I just pulled up the latest University of Michigan consumer sentiment numbers, and honestly, my stomach dropped. The index fell to 53.3 that’s now below the lows of the 2008 financial crisis. Let that sink in. The last time Americans felt this bleak about the economy, we were watching banks collapse and housing markets crater.
When you look at the chart, you can see sentiment has been sliding for months, but this latest print is a gut punch. It’s not just a bad number it’s a historic low. And it tracks with everything else we’re seeing: gas prices up nearly a dollar since the Iran conflict started, mortgage rates approaching 6.5%, and the 10‑year Treasury yield spiking to 4.39%. People feel it at the pump, in their monthly housing costs, and in their grocery bills.
From my point of view, this sentiment collapse is what happens when inflation expectations hit 5.2% and the Fed keeps telling you rates aren’t coming down. Consumers are exhausted. They’ve been squeezed for years, and now with geopolitical tensions flaring and markets getting volatile, the psychological toll is showing up in the data.

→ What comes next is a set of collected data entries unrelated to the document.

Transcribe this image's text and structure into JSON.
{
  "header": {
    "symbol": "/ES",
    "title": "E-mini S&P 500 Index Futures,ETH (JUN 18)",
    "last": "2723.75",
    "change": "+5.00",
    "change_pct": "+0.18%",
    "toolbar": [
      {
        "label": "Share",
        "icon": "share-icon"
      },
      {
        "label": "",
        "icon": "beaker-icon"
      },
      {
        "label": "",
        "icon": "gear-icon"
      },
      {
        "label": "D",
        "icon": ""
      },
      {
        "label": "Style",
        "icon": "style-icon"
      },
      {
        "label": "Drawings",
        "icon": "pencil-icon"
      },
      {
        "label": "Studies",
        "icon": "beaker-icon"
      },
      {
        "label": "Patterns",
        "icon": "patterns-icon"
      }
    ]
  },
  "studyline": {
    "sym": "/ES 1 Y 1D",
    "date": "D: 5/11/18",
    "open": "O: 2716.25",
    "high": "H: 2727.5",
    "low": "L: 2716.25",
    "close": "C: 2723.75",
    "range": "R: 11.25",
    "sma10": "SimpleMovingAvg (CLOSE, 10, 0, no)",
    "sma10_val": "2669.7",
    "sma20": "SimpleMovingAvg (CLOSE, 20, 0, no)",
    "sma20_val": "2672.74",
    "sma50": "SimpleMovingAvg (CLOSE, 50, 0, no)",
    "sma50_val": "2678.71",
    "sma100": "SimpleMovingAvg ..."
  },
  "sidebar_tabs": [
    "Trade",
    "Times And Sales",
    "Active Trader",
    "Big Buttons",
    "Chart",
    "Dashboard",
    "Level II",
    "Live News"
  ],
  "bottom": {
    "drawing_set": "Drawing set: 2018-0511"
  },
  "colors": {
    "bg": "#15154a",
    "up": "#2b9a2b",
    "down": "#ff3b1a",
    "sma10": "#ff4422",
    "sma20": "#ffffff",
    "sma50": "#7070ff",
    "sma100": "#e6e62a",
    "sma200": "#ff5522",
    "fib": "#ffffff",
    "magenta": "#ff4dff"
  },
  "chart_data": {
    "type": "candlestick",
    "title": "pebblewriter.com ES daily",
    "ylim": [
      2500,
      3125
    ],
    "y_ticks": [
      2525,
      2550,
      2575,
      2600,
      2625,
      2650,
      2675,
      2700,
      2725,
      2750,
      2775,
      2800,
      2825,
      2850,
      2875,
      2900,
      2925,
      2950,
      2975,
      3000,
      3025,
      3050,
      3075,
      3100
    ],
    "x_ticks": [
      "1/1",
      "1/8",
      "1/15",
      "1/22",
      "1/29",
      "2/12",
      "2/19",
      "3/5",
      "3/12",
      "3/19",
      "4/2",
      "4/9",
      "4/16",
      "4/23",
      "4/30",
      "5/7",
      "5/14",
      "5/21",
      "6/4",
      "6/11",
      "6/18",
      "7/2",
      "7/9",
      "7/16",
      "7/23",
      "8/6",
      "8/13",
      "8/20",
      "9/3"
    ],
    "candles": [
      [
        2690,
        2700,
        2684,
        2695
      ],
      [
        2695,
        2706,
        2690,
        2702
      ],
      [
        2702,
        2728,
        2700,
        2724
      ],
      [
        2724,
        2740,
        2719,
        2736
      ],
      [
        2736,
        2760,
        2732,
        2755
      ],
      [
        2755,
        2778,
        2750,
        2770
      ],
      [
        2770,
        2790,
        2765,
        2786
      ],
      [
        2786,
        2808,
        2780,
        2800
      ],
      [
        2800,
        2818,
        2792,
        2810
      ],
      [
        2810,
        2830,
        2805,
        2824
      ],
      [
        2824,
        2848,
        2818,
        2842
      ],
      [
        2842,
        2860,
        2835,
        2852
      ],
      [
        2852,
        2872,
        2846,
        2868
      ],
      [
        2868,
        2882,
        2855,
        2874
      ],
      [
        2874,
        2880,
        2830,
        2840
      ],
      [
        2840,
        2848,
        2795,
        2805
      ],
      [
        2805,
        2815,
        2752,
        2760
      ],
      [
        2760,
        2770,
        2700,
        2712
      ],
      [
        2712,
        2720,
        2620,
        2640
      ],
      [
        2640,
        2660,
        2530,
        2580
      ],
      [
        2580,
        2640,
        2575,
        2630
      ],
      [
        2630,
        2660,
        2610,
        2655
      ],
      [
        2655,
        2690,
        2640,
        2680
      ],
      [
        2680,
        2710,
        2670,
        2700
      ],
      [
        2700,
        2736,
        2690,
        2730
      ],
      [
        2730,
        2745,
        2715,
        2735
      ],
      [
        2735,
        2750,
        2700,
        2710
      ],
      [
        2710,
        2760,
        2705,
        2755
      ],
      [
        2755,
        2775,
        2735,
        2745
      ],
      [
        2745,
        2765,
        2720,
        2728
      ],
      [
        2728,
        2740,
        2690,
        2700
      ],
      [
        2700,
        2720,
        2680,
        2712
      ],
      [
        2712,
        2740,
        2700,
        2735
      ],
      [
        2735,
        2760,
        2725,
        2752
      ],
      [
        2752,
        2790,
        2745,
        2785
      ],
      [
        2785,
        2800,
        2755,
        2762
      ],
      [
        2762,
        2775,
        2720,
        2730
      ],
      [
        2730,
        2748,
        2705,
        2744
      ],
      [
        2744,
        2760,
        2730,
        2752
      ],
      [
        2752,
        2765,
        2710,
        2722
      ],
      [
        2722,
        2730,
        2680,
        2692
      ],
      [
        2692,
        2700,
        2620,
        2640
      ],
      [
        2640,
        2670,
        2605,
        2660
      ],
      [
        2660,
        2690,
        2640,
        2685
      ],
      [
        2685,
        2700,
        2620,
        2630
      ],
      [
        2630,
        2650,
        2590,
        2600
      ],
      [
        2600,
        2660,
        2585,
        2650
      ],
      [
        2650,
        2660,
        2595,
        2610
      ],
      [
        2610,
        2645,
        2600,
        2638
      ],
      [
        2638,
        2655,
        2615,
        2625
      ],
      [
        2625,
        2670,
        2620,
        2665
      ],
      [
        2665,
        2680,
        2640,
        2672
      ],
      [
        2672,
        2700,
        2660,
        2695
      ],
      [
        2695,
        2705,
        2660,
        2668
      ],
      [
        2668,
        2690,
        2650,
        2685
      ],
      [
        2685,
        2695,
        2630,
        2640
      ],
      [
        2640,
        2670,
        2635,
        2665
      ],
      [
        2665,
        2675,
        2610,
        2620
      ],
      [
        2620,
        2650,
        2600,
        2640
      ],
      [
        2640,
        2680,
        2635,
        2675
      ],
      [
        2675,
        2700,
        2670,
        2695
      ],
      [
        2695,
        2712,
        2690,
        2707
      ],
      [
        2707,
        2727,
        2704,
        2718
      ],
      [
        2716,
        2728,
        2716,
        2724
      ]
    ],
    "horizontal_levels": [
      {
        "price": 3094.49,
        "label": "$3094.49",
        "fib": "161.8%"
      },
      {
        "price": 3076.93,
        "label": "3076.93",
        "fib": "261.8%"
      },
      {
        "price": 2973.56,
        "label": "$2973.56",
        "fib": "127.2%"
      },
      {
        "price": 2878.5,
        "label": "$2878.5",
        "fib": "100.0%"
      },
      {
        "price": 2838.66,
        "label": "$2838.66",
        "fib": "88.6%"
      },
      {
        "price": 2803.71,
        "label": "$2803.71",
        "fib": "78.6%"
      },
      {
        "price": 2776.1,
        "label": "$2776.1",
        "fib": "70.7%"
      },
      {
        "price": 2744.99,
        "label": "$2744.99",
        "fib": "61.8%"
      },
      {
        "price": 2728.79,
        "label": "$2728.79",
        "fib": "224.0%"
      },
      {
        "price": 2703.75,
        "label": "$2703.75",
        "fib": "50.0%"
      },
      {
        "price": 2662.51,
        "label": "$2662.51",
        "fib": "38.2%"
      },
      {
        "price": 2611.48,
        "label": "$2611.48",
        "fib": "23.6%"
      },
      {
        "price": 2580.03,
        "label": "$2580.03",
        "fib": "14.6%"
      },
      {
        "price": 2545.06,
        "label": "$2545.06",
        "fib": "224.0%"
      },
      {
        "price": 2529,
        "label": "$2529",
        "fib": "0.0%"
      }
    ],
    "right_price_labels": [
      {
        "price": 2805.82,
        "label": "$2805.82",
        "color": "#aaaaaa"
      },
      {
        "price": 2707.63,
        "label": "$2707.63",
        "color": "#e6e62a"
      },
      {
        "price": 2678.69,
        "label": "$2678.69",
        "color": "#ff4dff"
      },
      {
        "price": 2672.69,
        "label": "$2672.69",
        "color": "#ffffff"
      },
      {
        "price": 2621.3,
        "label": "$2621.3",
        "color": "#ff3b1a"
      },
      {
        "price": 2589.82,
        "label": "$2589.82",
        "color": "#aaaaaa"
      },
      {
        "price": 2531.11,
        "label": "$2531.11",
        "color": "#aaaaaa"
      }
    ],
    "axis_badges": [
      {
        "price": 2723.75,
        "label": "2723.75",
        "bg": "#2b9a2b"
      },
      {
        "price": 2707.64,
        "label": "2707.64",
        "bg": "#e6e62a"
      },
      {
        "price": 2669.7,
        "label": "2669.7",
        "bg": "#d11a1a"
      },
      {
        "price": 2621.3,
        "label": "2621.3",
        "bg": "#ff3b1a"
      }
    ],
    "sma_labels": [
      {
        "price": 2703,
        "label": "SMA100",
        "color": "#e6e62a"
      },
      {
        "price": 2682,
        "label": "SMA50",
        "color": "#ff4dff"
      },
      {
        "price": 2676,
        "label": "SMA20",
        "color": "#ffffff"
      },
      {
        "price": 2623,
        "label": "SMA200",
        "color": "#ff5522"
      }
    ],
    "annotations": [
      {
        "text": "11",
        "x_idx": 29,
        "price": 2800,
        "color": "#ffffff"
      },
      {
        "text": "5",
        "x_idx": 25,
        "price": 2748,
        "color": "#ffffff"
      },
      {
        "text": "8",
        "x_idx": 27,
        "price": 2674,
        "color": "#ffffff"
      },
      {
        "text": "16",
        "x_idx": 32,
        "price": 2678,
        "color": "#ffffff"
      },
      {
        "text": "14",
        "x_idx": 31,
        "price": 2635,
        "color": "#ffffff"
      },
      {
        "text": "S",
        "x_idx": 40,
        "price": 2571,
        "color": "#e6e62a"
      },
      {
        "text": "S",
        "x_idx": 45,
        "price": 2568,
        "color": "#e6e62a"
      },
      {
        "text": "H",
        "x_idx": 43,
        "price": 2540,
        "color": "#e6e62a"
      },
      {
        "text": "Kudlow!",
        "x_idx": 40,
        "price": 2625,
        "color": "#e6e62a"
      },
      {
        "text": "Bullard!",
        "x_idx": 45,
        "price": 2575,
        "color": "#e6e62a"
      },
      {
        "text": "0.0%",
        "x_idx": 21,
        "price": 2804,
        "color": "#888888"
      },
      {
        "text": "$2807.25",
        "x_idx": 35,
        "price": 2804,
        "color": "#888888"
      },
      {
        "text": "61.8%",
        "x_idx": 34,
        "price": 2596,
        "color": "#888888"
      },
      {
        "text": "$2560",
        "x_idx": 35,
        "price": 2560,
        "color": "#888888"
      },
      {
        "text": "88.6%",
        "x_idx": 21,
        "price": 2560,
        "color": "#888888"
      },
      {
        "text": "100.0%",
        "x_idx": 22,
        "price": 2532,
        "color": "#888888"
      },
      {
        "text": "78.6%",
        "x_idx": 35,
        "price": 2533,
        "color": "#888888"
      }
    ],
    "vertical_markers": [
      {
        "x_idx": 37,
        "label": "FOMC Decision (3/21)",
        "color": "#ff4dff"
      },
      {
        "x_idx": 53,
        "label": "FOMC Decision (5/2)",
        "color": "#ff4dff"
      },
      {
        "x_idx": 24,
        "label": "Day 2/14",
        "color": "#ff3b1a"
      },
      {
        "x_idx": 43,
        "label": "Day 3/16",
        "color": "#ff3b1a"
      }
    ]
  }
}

I’ve watched sentiment recover from deep lows before after 2008, after COVID but each time it took a catalyst. Right now, I’m not seeing that catalyst. The consumer is the backbone of the economy, and when sentiment sinks below crisis levels, it starts to affect spending, hiring, and ultimately growth. We’re not in a recession yet, but if confidence stays this depressed, it might become a self‑fulfilling prophecy. I’m hoping we find a floor soon, because 53.3 is not a number anyone should feel comfortable with.